I learned some interesting things from the Writer’s Digest webinar on social media I participated in on December 9. These are some of the things I’ve learned, and some of the decisions I’ve made.
Facebook - I need to quit being afraid of it (don’t ask me why I find it so intimidating) and just dive in. I can share bits of industry news and interesting links, mixed in with a bit of promotion.
It’s not like I have to be posting constantly. I.J. Schecter (http://ijschecter.com/), presenter of the webinar, says that a moderate poster will post a couple of times a week. A high frequency poster will post everyday or several times a day. He believes there is a “sweet spot” between the frequency of the posts, and the focus or topic of the posts. If your focus is always the same, for instance, on writing topics, you are highly focused. If you post on variety of subjects that often have little to do with your primary focus, you are a low focus poster. Schecter believes it is best to be relatively highly focused and relatively highly frequent.
However often I post, I must always be conscious and safe. Similar to email, don’t write anything you’d be embarrassed to have certain people read, or be sorry about later. Always be aware of your tone – watch the snark! You want to project a certain voice in all your postings. That voice is your brand.
There’s that word again – brand. I know what I would like people to think of when they think of my writing; I’d like them to think of hard-to-put down romance, memorable storylines and unforgettable characters. I would love readers to think of me as an automatic buy. So how do I get there?
I can start by showing readers in my posts that I love writing. I’m also interested in sharing information on writing and technology with other writers. My hope is that by showing myself to be a warm and decent human being (hopefully!) readers will be interested enough to check out my books.
I.J. says that figuring out what you want your brand to be and how you want to present yourself to the world is a little like writing an outline for a book. Once you figure out all the plot twists and turning points, the actual writing isn’t so hard. The same is true for posting on either Facebook or Twitter. Once you figure out how you want the world to think of you, then writing the posts is easy.

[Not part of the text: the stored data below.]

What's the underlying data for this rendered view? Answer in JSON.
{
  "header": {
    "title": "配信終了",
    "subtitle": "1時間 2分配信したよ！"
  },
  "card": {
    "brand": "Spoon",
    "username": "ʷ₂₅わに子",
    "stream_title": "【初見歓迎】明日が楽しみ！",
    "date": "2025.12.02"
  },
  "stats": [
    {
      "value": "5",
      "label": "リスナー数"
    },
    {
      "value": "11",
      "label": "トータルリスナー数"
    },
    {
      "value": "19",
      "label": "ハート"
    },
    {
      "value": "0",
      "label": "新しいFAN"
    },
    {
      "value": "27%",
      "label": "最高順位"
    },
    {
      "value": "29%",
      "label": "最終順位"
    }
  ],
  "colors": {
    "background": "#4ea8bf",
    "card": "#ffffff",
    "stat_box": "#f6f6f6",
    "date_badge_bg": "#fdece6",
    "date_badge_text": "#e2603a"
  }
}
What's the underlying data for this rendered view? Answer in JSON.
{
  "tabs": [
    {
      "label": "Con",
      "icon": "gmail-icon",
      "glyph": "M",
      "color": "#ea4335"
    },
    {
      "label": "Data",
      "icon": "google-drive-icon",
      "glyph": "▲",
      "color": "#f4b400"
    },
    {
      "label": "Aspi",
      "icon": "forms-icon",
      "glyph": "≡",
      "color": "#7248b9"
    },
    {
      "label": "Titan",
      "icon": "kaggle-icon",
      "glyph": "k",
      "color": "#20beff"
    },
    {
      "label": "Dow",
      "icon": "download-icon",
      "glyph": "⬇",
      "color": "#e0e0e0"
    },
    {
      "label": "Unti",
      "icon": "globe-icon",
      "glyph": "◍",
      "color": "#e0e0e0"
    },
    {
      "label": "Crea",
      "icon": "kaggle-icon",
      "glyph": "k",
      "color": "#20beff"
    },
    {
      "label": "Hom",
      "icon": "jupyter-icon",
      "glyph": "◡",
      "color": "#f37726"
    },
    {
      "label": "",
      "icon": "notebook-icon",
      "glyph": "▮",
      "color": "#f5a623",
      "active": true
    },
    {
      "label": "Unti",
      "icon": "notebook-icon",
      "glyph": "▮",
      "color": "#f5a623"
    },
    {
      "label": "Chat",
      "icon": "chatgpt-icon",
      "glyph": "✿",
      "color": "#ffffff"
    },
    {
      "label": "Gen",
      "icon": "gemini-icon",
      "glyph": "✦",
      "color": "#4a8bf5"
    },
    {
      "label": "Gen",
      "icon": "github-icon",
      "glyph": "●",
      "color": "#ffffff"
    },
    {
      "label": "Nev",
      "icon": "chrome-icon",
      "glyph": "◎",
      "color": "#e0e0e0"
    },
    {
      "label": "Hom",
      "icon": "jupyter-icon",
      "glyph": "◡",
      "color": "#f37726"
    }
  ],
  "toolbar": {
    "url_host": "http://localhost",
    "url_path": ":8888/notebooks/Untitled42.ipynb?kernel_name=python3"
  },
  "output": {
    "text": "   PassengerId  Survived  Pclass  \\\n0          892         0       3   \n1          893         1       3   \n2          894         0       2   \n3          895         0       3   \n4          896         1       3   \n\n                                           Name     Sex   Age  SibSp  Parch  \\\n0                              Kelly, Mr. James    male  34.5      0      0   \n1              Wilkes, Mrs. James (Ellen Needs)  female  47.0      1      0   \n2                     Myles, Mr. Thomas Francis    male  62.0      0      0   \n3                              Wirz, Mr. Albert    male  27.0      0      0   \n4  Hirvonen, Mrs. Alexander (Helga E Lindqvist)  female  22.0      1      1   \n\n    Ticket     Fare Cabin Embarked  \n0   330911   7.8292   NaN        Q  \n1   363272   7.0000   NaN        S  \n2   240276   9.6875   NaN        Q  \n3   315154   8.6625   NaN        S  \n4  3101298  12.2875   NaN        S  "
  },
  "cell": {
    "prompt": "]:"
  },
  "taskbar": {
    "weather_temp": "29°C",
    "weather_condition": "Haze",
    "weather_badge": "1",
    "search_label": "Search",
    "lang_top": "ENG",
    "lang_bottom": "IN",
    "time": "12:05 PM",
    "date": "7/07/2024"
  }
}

Blogging – Blogging is a good thing, but only if you’ve got something to say. Don’t do it just to do it. I.J.’s examples of blogs were very focused. For instance, his own blog is all about golf and golf courses. Sports writing, and golf in particular, is part of his writing career, and he’s decided his blog will be the place for public discussions about golf. I’ve decided to reduce to one blog a week, and I’ve decided that I want to concentrate on topics dedicated to writing. So beginning in the New Year I will be blogging on Thursdays only.
LinkedIn – At this point I don’t think I want to venture into another social media. But one thing I did learn is that LinkedIn seems to be the place to advertise yourself as a professional, in whatever profession you happen to be in. Eighty percent of employers go to LinkedIn first when looking for an employee. I’ve wanted to write magazine articles for some time, so when I get to the point where that becomes a reality for me, I would set up an account on LinkedIn under my real name.
Twitter – Many people claim it’s actually easier to use than Facebook and is more effective. But until I feel more comfortable using the social media I’m using now, I can’t add any more. That’s a project for the future. However, I am researching the Twitter-verse and trying to figure out how it works. Sage Cohen offers these reasons for a writer to tweet:
1. Give Service. Share relevant information with the people who are seeking your advice on a certain topic or genre.
2. Build Community. Connect with people all over the world who share your interests and inclinations. Exchange insight, information and inspiration with them.
3. Evolve. Through the offerings of your tweeting community, you can discover new resources, learn about new opportunities, and plug into possibilities that take your writing life where you want it to go.
Click here for some really good tips and advice from Robert Brewer on how to make Twitter work for writers.
And my friend Hayley Lavik (http://www.hayleylavik.com ) offers up this super “Introduction to Twitter”:
I’m starting to feel a bit more comfortable with social media and building my “platform”. There are other avenues I’d like to explore at some point, like Goodreads (http://www.goodreads.com/author/program ) , but for now I’m taking I.J. Schecter’s advice and not spreading myself too thin.
Which social media do you use? Which do you feel most comfortable with? What new avenue do you plan to use in the future? Which do you think most effectively promotes you as a writer?